No one back then could have imagined how much longer it would take.

*   *   *

XXII(iii)
   While Game Soc had grudgingly accepted a delay to the beginning of the Game, they had however insisted that deposits be handed over a week to the day after the breakfast meeting.

A thousand pounds was only a little less than each of them, apart from Chad, received each term in student grants. And they had already paid battels to Pitt, which accounted for a large proportion of their available funds.

It was Jolyon who came up with the solution. He had noticed that the local banks were eager for Oxford students to open accounts with them. Some of them offered financial rewards and all of them offered overdraft facilities. So around the city each of them traipsed opening new accounts anywhere they could. And then around they went again, withdrawing the daily limit from various cashpoints in the city, an overdraft carousel.

Chad, meanwhile, had some money saved he could use. He had worked the whole summer long, a tedious data entry job for Susan Leonard’s alumni database. He thought that he would use his savings to travel around Europe during spring break and then perhaps in the summer before returning to the States. Although in the end, of course, he never made it as far as the summer at Pitt.
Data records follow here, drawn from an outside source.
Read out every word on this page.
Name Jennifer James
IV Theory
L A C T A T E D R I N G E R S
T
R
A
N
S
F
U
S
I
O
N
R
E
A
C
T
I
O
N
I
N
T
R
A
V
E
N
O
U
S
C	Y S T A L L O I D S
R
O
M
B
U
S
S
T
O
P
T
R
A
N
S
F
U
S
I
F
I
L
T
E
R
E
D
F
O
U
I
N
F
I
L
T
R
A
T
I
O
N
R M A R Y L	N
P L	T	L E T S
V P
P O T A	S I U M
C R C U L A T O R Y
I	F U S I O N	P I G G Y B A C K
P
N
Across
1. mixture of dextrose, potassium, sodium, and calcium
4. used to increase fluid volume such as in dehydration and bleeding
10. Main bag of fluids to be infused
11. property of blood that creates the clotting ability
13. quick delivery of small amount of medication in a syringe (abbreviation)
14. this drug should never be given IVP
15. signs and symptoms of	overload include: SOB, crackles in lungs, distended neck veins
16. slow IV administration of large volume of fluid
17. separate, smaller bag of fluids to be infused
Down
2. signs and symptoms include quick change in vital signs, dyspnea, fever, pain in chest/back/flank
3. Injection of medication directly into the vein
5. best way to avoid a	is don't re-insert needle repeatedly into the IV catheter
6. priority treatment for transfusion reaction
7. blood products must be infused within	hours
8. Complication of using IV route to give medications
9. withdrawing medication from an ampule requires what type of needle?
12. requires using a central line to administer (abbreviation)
Tallest arrived at Jolyon’s room at the prearranged time. He had with him a brown leather briefcase. A small piece of blue tape was stuck above its brass buckle.

‘Minor repair required,’ he responded, when Jolyon questioned him about it.

‘Or maybe you don’t want us to know your initials,’ said Jolyon, to which Tallest replied with a respectful nod.

‘Since the topic has been raised,’ said Tallest, ‘please allow me to suggest that none of you try surreptitiously to find out anything about us, about Game Soc. We’ve already laid down the rules, so maybe it’s too late to insist, but perhaps you could consider this friendly advice. Let’s just say it’s a matter of etiquette. You’re all intelligent and inquisitive people. But curiosity and cats and so on.’ Tallest shrugged as if to say that none of this really needed saying. ‘Anyway, let’s move swiftly on to the important stuff, the real reason we’re here,’ he continued, patting his briefcase. ‘Money.’

‘But first we want some assurances,’ said Chad. ‘How do we know this isn’t some kind of scam? What if you disappear with our cash?’

‘I can give no such assurances,’ said Tallest. ‘It’s a matter of take it or leave it, I’m afraid. All I can offer you is this…’ He opened the briefcase, lifted it head high and then flipped it quickly upside down. Down onto the floorboards there fell ten bundles of money tied up with red ribbon. ‘I opted for five-pound notes,’ said Tallest. ‘I thought it might drive home the point rather better.’

No one said anything, they only stared at the money.

‘Your turn now,’ said Tallest, holding out his hand.

Jack started to roll up the sleeves of his shirt. ‘You hold him down, Chad, and I’ll do him in with the ashtray.’

‘Yes, but then you’d all have to share,’ said Tallest. ‘And that wouldn’t be half as much fun.’ He bent down and threw one of the bundles to each of them in turn. ‘Just so you can ascertain whether it’s real or not,’ he said.

They each held the money for a moment as if it were something fragile. Jack riffled his bundle and whistled. And then quickly, but Jolyon first of all, they dropped the money limply into their laps as if it held no particular interest to them.

Jolyon lit a cigarette, everyone seemed to be waiting for him. And then he tossed the money nonchalantly back, reached into his pocket and removed an envelope. Crossing the room, he handed it to Tallest who, without opening or inspecting it, dropped the envelope into his briefcase. ‘Good. One down, five to go,’ he said.

One by one they approached him, each returning Tallest’s money and then handing him their own thousand pounds. Jack had folded his money tightly into an empty cigarette pack. ‘Careful, this stuff will kill you,’ he said.

‘Most amusing,’ said Tallest. ‘You know, all of my favourite tragedies feature the character of a good fool.’ He removed the roll of twenties and sniffed at it disapprovingly before dropping it into his briefcase.